While taking a conservative view of antibiotic use, Dr. Citardi also warned against excessive caution when a bacterial cause may be likely. The much-publicized growth of drug-resistant bacteria seems to have plateaued, he said.
When to Consider Steroids
Whether or not antibiotics are employed, this is the point where the physician may consider topical corticosteroid therapy. Stilianos Kountakis, MD, Professor of Otolaryngology at the Medical College of Georgia, believes they are a good shotgun treatment, because of their safety. The medications are not absorbed in significant amounts, and there is no problem of immunosuppression, said Dr. Kountakis. He would not, however, prescribe oral corticosteroids for acute bacterial rhinosinusitis unless the patient is a few days into an effective antibiotic regimen to avoid immunosuppression.
Dr. Citardi pointed out that the sprays are beneficial on several levels. First, of course, they are anti-inflammatory, reducing the edema that causes the discomfort of rhinosinusitis. These complex drugs also may affect ciliary function. Even the preservatives in most steroidal nasal sprays may be useful as antibacterial agents.
If topical corticosteroids are to be prescribed, the clinician may wonder: which one? In the reviewed studies and in interviews with experts, there was no preference shown. Although the drugs differ from each other pharmacologically, their benefits are almost identical. Even though some insurers may insist that generic fluticasone propionate be prescribed, there is no real therapeutic-or economic-difference between it and the proprietary drugs.
In the rare cases in which morbidity progresses to the chronic stage, or if nasal polyps develop, topical corticosteroids should be tried, but this is not an FDA-approved treatment for these conditions. Fungal complication is another area beyond the scope of the studies.

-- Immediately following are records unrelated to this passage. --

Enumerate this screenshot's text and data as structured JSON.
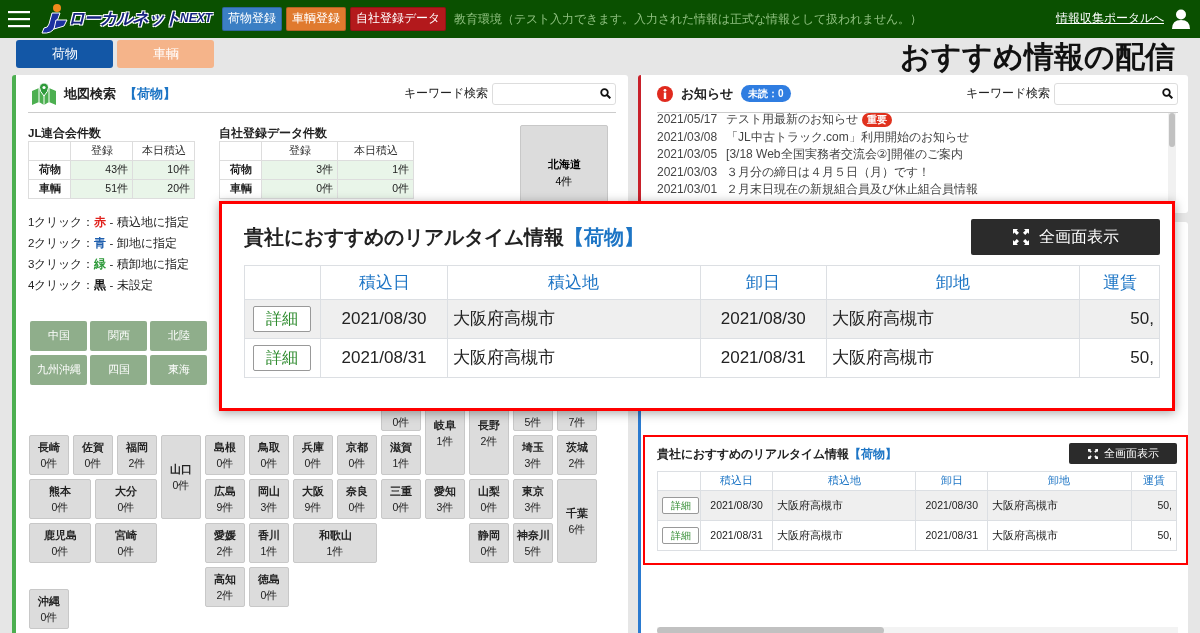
{
  "header": {
    "logo": {
      "name": "ローカルネット",
      "suffix": "NEXT"
    },
    "buttons": [
      {
        "label": "荷物登録",
        "color": "#3b7fc4"
      },
      {
        "label": "車輌登録",
        "color": "#e07a2e"
      },
      {
        "label": "自社登録データ",
        "color": "#b3191c"
      }
    ],
    "environment_notice": "教育環境（テスト入力できます。入力された情報は正式な情報として扱われません。）",
    "portal_link": "情報収集ポータルへ"
  },
  "tabs": [
    {
      "label": "荷物",
      "selected": true
    },
    {
      "label": "車輌",
      "selected": false
    }
  ],
  "page_title": "おすすめ情報の配信",
  "map_search": {
    "title": "地図検索",
    "category": "【荷物】",
    "search_label": "キーワード検索",
    "count_tables": [
      {
        "title": "JL連合会件数",
        "columns": [
          "登録",
          "本日積込"
        ],
        "rows": [
          {
            "label": "荷物",
            "values": [
              "43件",
              "10件"
            ]
          },
          {
            "label": "車輌",
            "values": [
              "51件",
              "20件"
            ]
          }
        ]
      },
      {
        "title": "自社登録データ件数",
        "columns": [
          "登録",
          "本日積込"
        ],
        "rows": [
          {
            "label": "荷物",
            "values": [
              "3件",
              "1件"
            ]
          },
          {
            "label": "車輌",
            "values": [
              "0件",
              "0件"
            ]
          }
        ]
      }
    ],
    "hokkaido": {
      "name": "北海道",
      "count": "4件"
    },
    "legend": [
      {
        "prefix": "1クリック：",
        "word": "赤",
        "color": "#e0201b",
        "suffix": " - 積込地に指定"
      },
      {
        "prefix": "2クリック：",
        "word": "青",
        "color": "#1f5fae",
        "suffix": " - 卸地に指定"
      },
      {
        "prefix": "3クリック：",
        "word": "緑",
        "color": "#2e9a3a",
        "suffix": " - 積卸地に指定"
      },
      {
        "prefix": "4クリック：",
        "word": "黒",
        "color": "#111111",
        "suffix": " - 未設定"
      }
    ],
    "regions": [
      "中国",
      "関西",
      "北陸",
      "九州沖縄",
      "四国",
      "東海"
    ],
    "prefectures": [
      {
        "count": "0件"
      },
      {
        "name": "岐阜",
        "count": "1件"
      },
      {
        "name": "長野",
        "count": "2件"
      },
      {
        "count": "5件"
      },
      {
        "count": "7件"
      },
      {
        "name": "長崎",
        "count": "0件"
      },
      {
        "name": "佐賀",
        "count": "0件"
      },
      {
        "name": "福岡",
        "count": "2件"
      },
      {
        "name": "山口",
        "count": "0件"
      },
      {
        "name": "島根",
        "count": "0件"
      },
      {
        "name": "鳥取",
        "count": "0件"
      },
      {
        "name": "兵庫",
        "count": "0件"
      },
      {
        "name": "京都",
        "count": "0件"
      },
      {
        "name": "滋賀",
        "count": "1件"
      },
      {
        "name": "埼玉",
        "count": "3件"
      },
      {
        "name": "茨城",
        "count": "2件"
      },
      {
        "name": "熊本",
        "count": "0件"
      },
      {
        "name": "大分",
        "count": "0件"
      },
      {
        "name": "広島",
        "count": "9件"
      },
      {
        "name": "岡山",
        "count": "3件"
      },
      {
        "name": "大阪",
        "count": "9件"
      },
      {
        "name": "奈良",
        "count": "0件"
      },
      {
        "name": "三重",
        "count": "0件"
      },
      {
        "name": "愛知",
        "count": "3件"
      },
      {
        "name": "山梨",
        "count": "0件"
      },
      {
        "name": "東京",
        "count": "3件"
      },
      {
        "name": "千葉",
        "count": "6件"
      },
      {
        "name": "鹿児島",
        "count": "0件"
      },
      {
        "name": "宮崎",
        "count": "0件"
      },
      {
        "name": "愛媛",
        "count": "2件"
      },
      {
        "name": "香川",
        "count": "1件"
      },
      {
        "name": "和歌山",
        "count": "1件"
      },
      {
        "name": "静岡",
        "count": "0件"
      },
      {
        "name": "神奈川",
        "count": "5件"
      },
      {
        "name": "高知",
        "count": "2件"
      },
      {
        "name": "徳島",
        "count": "0件"
      },
      {
        "name": "沖縄",
        "count": "0件"
      }
    ]
  },
  "notices": {
    "title": "お知らせ",
    "unread_badge": "未読：0",
    "search_label": "キーワード検索",
    "items": [
      {
        "date": "2021/05/17",
        "text": "テスト用最新のお知らせ",
        "badge": "重要"
      },
      {
        "date": "2021/03/08",
        "text": "「JL中古トラック.com」利用開始のお知らせ"
      },
      {
        "date": "2021/03/05",
        "text": "[3/18 Web全国実務者交流会②]開催のご案内"
      },
      {
        "date": "2021/03/03",
        "text": "３月分の締日は４月５日（月）です！"
      },
      {
        "date": "2021/03/01",
        "text": "２月末日現在の新規組合員及び休止組合員情報"
      }
    ]
  },
  "recommendation": {
    "title": "貴社におすすめのリアルタイム情報",
    "category": "【荷物】",
    "fullscreen_button": "全画面表示",
    "columns": [
      "積込日",
      "積込地",
      "卸日",
      "卸地",
      "運賃"
    ],
    "rows": [
      {
        "detail_button": "詳細",
        "cells": [
          "2021/08/30",
          "大阪府高槻市",
          "2021/08/30",
          "大阪府高槻市",
          "50,"
        ]
      },
      {
        "detail_button": "詳細",
        "cells": [
          "2021/08/31",
          "大阪府高槻市",
          "2021/08/31",
          "大阪府高槻市",
          "50,"
        ]
      }
    ]
  },
  "recommendation_zoom": {
    "title": "貴社におすすめのリアルタイム情報",
    "category": "【荷物】",
    "fullscreen_button": "全画面表示",
    "columns": [
      "積込日",
      "積込地",
      "卸日",
      "卸地",
      "運賃"
    ],
    "rows": [
      {
        "detail_button": "詳細",
        "cells": [
          "2021/08/30",
          "大阪府高槻市",
          "2021/08/30",
          "大阪府高槻市",
          "50,"
        ]
      },
      {
        "detail_button": "詳細",
        "cells": [
          "2021/08/31",
          "大阪府高槻市",
          "2021/08/31",
          "大阪府高槻市",
          "50,"
        ]
      }
    ]
  }
}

Dr. Marple said that these conditions may differ fundamentally from acute rhinosinusitis.
Although corticosteroid sprays are undoubtedly helpful in the treatment of many cases of acute rhinosinusitis, one should not prescribe these drugs cavalierly. Although absorption is minuscule, and they are generally very well tolerated, there is the cost issue. And there is always the possibility of unexpected consequences with large-scale use, said Dr. Citardi.
Experts Assess the Review
So how do the experts assess the review? Dr. Citardi found its conclusions intriguing, and said that they confirm his anecdotal experience, in which patients reported that the topical nasal steroid sprays have seemed to reduce symptoms of the common cold. But, in the end, the reported advantage remains relatively small.
Dr. Ferguson also found that the study validated her experience, but she looks forward to reviews that will include newer and better studies being conducted now. She also pointed out a fundamental problem in assessment: The studies in the review defined acute as a condition lasting under 8 weeks, whereas the standard definition for American otolaryngologists is under 4 weeks.
Dr. Kountakis also pointed to newer studies in the field, and said that he finds the topical corticosteroids useful in practice, but the literature can’t make a compelling argument that [the sprays] are greatly beneficial in acute rhinosinusitis. As such, the review is not a tremendous breakthrough.
Dr. Marple found that the review confirmed his own observations. He likes the efficacy of the steroid sprays and their applicability in a wide range of cases. And the review underscored the treatment’s safety, which, he said, is their strong suit. As for the cost issue, they’re expensive-but so are antibiotics, which appear less likely to offer the patient relief.